World Bank upgrades Philippine outlook, but ‘scarring’ a big problem

Published by rudy Date posted on December 7, 2021

by Ramon Royandoyan –, 7 Dec 2021

MANILA, Philippines — The World Bank on Tuesday upgraded its growth projection for the Philippines this year, but warned that effects of pandemic-induced economic scarring would mean the road to recovery would be rocky.

In a new report sent to journalists, the Washington-based lender raised its growth forecast for this year for the Philippines to 5.3% from 4.3% previously owing to a “surprise” expansion back in the third quarter, when restriction were retightened following the onslaught of the Delta variant.
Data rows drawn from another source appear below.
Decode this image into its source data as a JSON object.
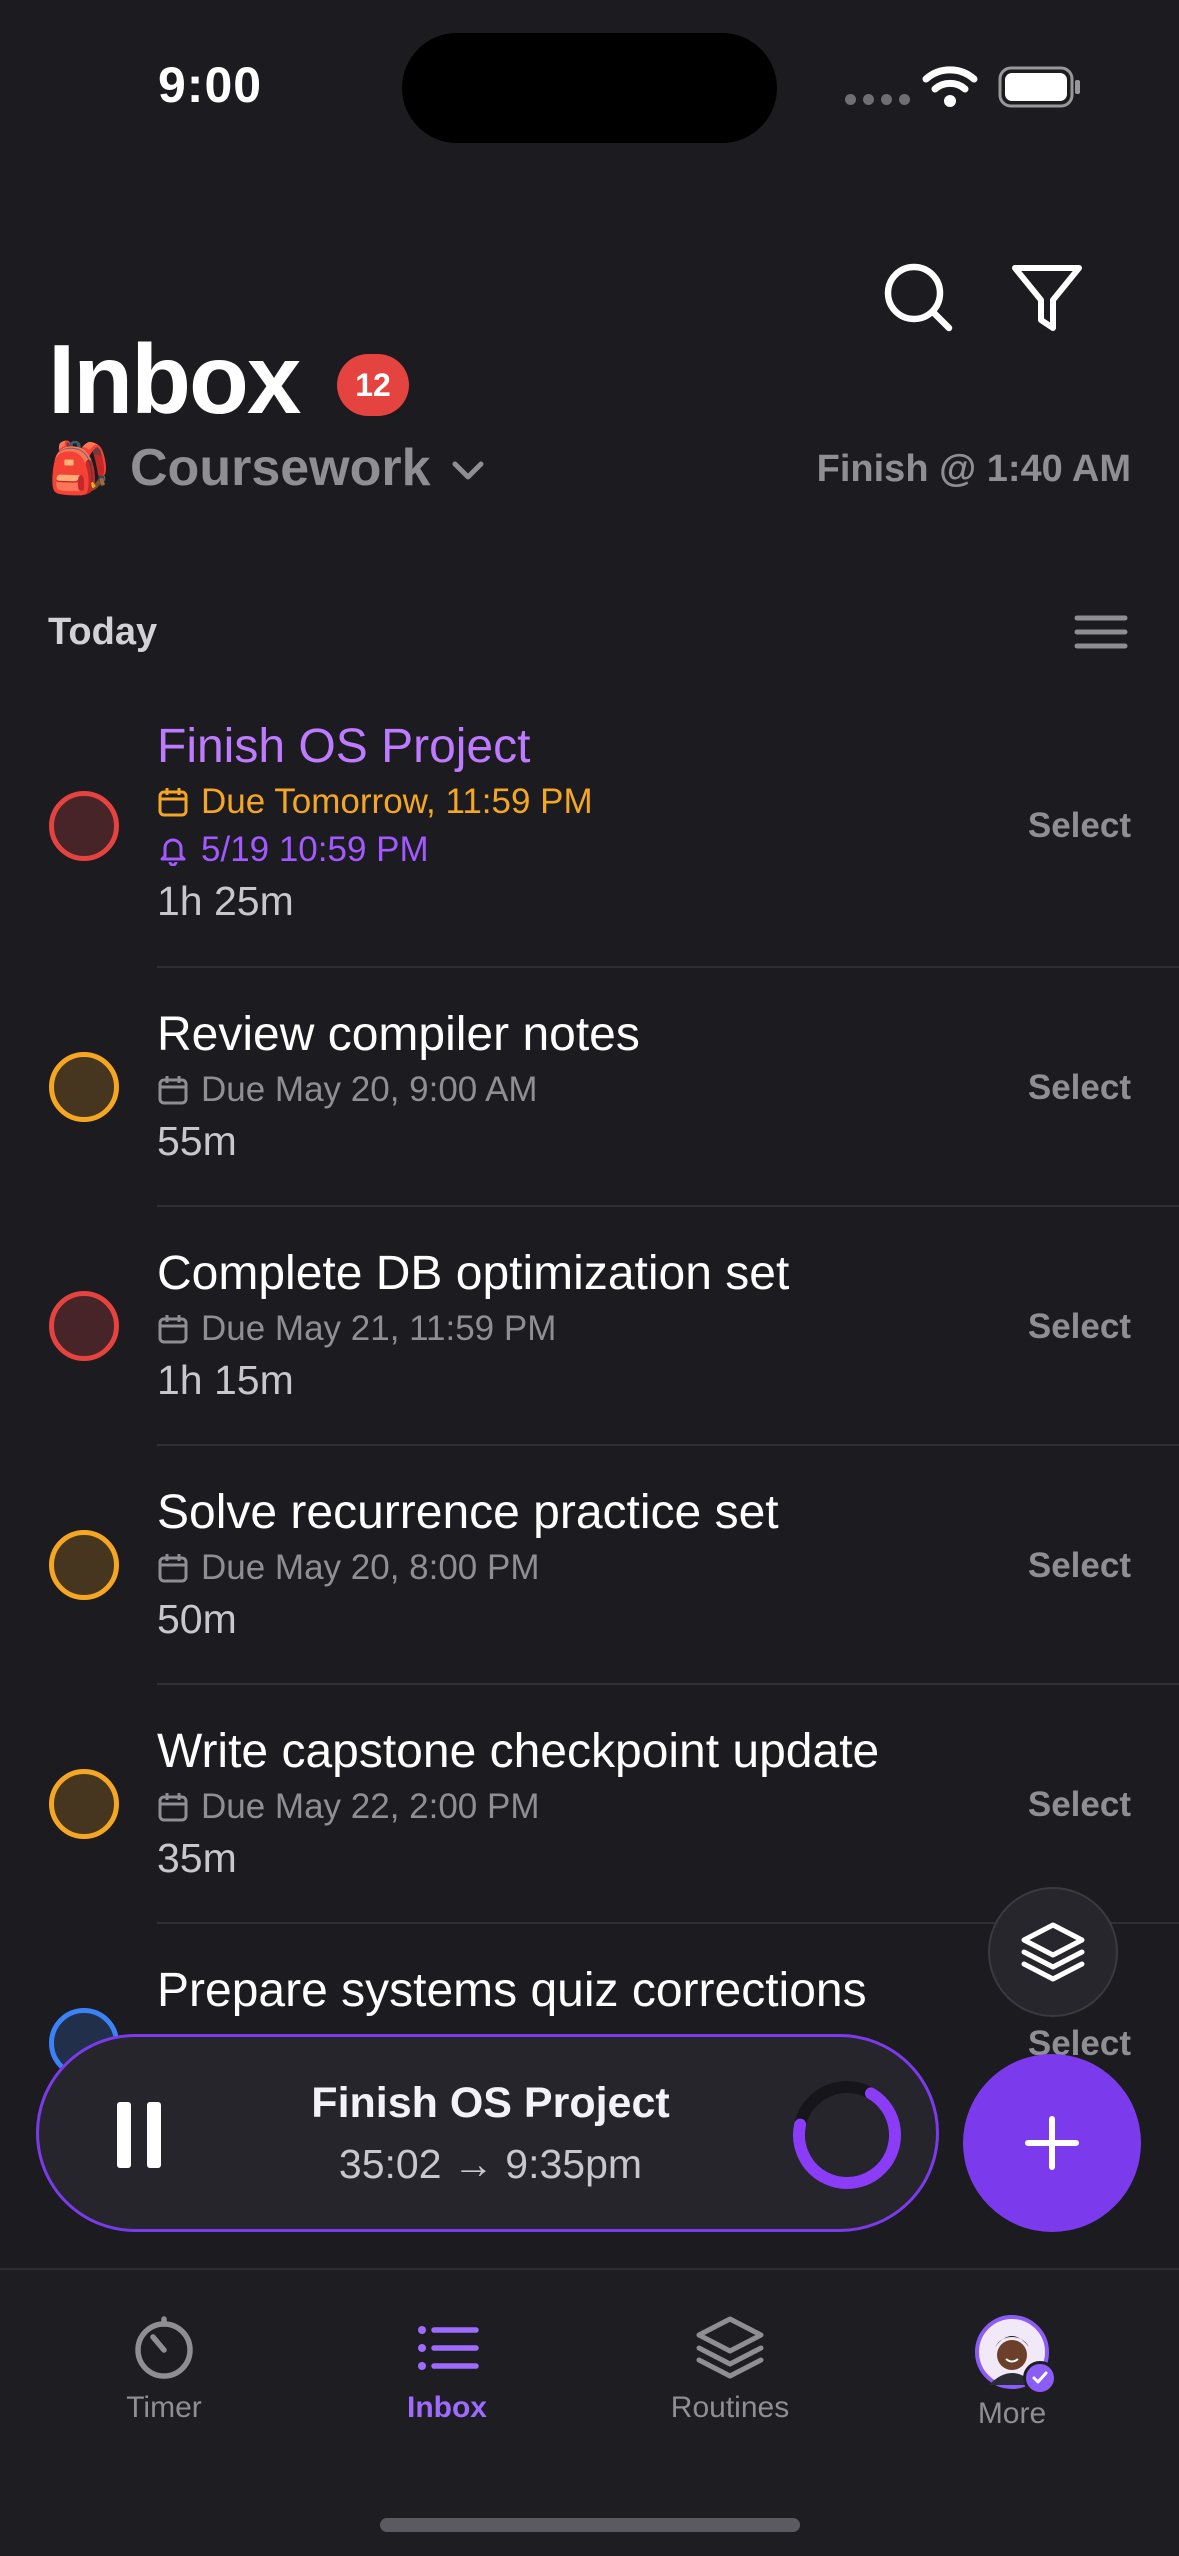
{
  "status_bar": {
    "time": "9:00"
  },
  "header": {
    "title": "Inbox",
    "badge_count": "12",
    "project_emoji": "🎒",
    "project_name": "Coursework",
    "finish_estimate": "Finish @ 1:40 AM"
  },
  "section": {
    "title": "Today"
  },
  "tasks": [
    {
      "title": "Finish OS Project",
      "title_color": "#bf7bff",
      "due": "Due Tomorrow, 11:59 PM",
      "due_color": "#f5a623",
      "reminder": "5/19 10:59 PM",
      "reminder_color": "#a259ff",
      "duration": "1h 25m",
      "priority_color": "#e5433f",
      "select_label": "Select"
    },
    {
      "title": "Review compiler notes",
      "due": "Due May 20, 9:00 AM",
      "duration": "55m",
      "priority_color": "#f5a623",
      "select_label": "Select"
    },
    {
      "title": "Complete DB optimization set",
      "due": "Due May 21, 11:59 PM",
      "duration": "1h 15m",
      "priority_color": "#e5433f",
      "select_label": "Select"
    },
    {
      "title": "Solve recurrence practice set",
      "due": "Due May 20, 8:00 PM",
      "duration": "50m",
      "priority_color": "#f5a623",
      "select_label": "Select"
    },
    {
      "title": "Write capstone checkpoint update",
      "due": "Due May 22, 2:00 PM",
      "duration": "35m",
      "priority_color": "#f5a623",
      "select_label": "Select"
    },
    {
      "title": "Prepare systems quiz corrections",
      "duration": "",
      "priority_color": "#3b82f6",
      "select_label": "Select"
    }
  ],
  "active_timer": {
    "task": "Finish OS Project",
    "remaining": "35:02 → 9:35pm",
    "progress": 0.7
  },
  "tabs": [
    {
      "label": "Timer",
      "icon": "timer-icon",
      "active": false
    },
    {
      "label": "Inbox",
      "icon": "list-icon",
      "active": true
    },
    {
      "label": "Routines",
      "icon": "layers-icon",
      "active": false
    },
    {
      "label": "More",
      "icon": "avatar",
      "active": false
    }
  ],
  "colors": {
    "accent": "#7c3aed",
    "background": "#1b1b20",
    "badge": "#e5433f"
  }
}
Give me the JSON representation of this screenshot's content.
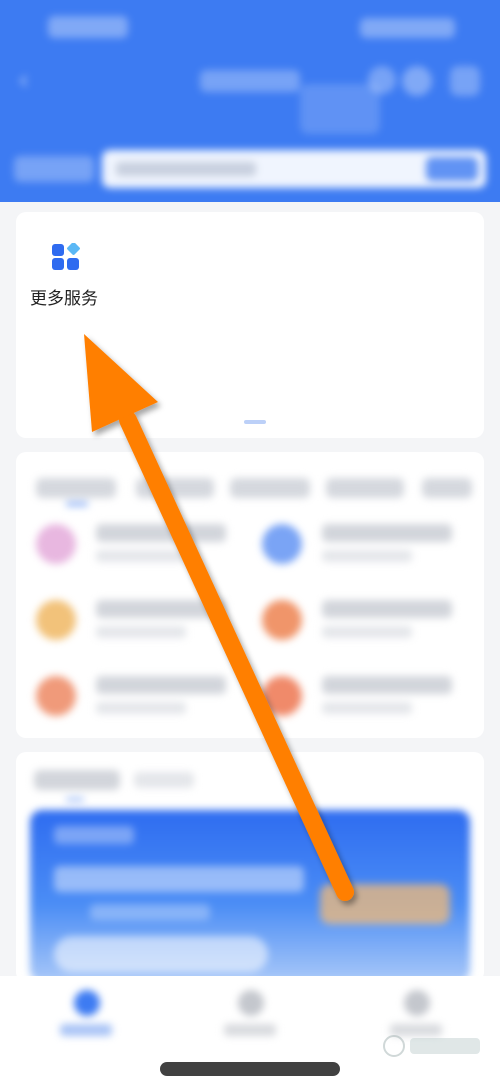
{
  "more_services": {
    "label": "更多服务"
  },
  "colors": {
    "header_blue": "#3d7bf2",
    "arrow_orange": "#ff7f00",
    "icon_blue": "#2f6bf0",
    "icon_light_blue": "#5bb8f5"
  },
  "icons": {
    "more_services": "grid-icon",
    "back": "chevron-left-icon",
    "arrow": "arrow-annotation"
  }
}
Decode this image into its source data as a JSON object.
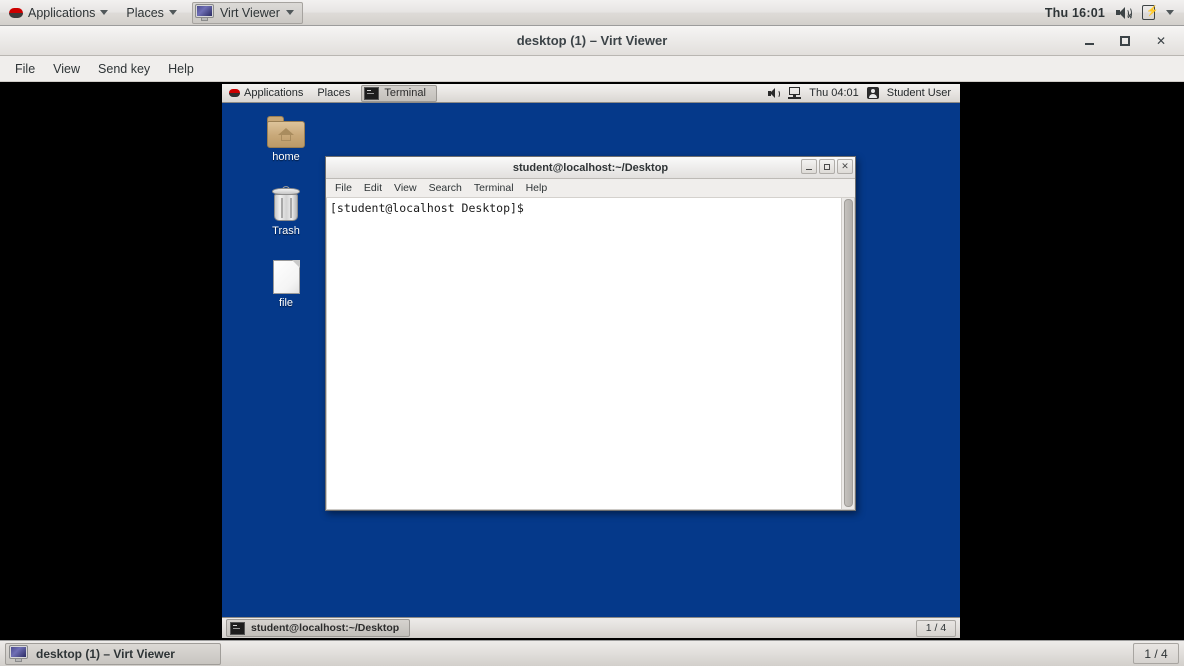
{
  "host_panel": {
    "applications_label": "Applications",
    "places_label": "Places",
    "window_button_label": "Virt Viewer",
    "clock": "Thu 16:01",
    "icons": {
      "menu_icon": "redhat-icon",
      "window_icon": "monitor-icon",
      "volume_icon": "speaker-muted-icon",
      "power_icon": "battery-charging-icon",
      "user_menu_icon": "chevron-down-icon"
    }
  },
  "virt_viewer": {
    "title": "desktop (1) – Virt Viewer",
    "controls": {
      "minimize": "minimize-button",
      "maximize": "maximize-button",
      "close": "close-button"
    },
    "menu": [
      {
        "label": "File"
      },
      {
        "label": "View"
      },
      {
        "label": "Send key"
      },
      {
        "label": "Help"
      }
    ]
  },
  "guest": {
    "top_panel": {
      "applications_label": "Applications",
      "places_label": "Places",
      "window_button_label": "Terminal",
      "clock": "Thu 04:01",
      "user_label": "Student User"
    },
    "desktop_icons": [
      {
        "label": "home",
        "icon": "home-folder-icon"
      },
      {
        "label": "Trash",
        "icon": "trash-can-icon"
      },
      {
        "label": "file",
        "icon": "document-icon"
      }
    ],
    "terminal": {
      "title": "student@localhost:~/Desktop",
      "menu": [
        {
          "label": "File"
        },
        {
          "label": "Edit"
        },
        {
          "label": "View"
        },
        {
          "label": "Search"
        },
        {
          "label": "Terminal"
        },
        {
          "label": "Help"
        }
      ],
      "content": "[student@localhost Desktop]$ "
    },
    "bottom_panel": {
      "task_button_label": "student@localhost:~/Desktop",
      "workspace_indicator": "1 / 4"
    }
  },
  "host_taskbar": {
    "task_button_label": "desktop (1) – Virt Viewer",
    "workspace_indicator": "1 / 4"
  },
  "colors": {
    "desktop_blue": "#05398a",
    "panel_grey": "#e2dfdc",
    "redhat_red": "#cc0000",
    "letterbox_black": "#000000"
  }
}
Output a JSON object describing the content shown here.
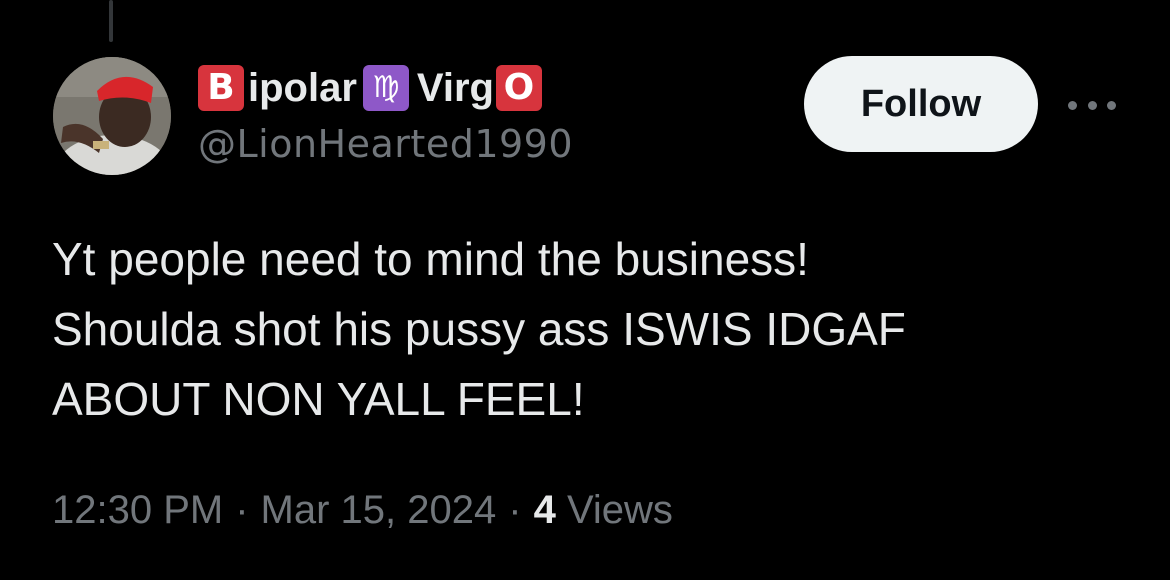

“We see second surge of pandemic due to the Delta variant which had been more adverse due to the bigger number of cases but then initially we would have thought this would impact growth even further,” Kevin Chua, senior World Bank economist in Manila, told a press conference.

“But what happened was that mobility wasn’t really hampered in the Q3 of 2021, so this has affected our growth forecast,” Chua added. “We revised upward because of this growth surprise.”

But economic scarring worried the lender nonetheless. For most of the pandemic, the domestic economy was a laggard among its Southeast Asian peers that many analysts forecast the effects of economic scarring to linger in the coming years.

For the World Bank, this will impact the country’s potential growth. The problem emanates from the closure of 10% of firms across the country within the crisis, which starved potential employment for Filipinos in the short- and long-term.

Unemployment currently stood at 7.1% or 3.50 million people as of October according to national statisticians.

Compounding this scarring were problems worsened by the pandemic: health insecurities especially among the country’s poor and the disruption of the country’s education system. The World Bank noted the latter would potentially hamper the formation of human capital accumulation, which is crucial for growing economic productivity.

Economic scarring will worsen as Filipinos left the country during the pandemic due to a host of factors, which the World Bank noted “created additional pressure on the domestic job market through the disruptions on international labor migration.” Chua said this will dent human capital accumulation, referring to the quality of labor and professionals that the country could develop and produce within a time period.

The impact on the labor market will be wide-reaching, as the World Bank took note of the quality of jobs Filipinos turned to during the pandemic.

“People went to agriculture and services, low-productive services. These are indications that some of the more productive jobs have been lost, that’s why people have returned back to agriculture and low-productivity services,” Chua said.

Even so, the World Bank expects the final quarter GDP figures of 2021 to be better as the economy reopened. The international financial institution continued to bat for a ‘greater and safe reopening’ of the Philippine economy to create a conducive business environment.

“If we can’t push this, this is one key significant problem that we’ll see for labor market this year,” Chua said.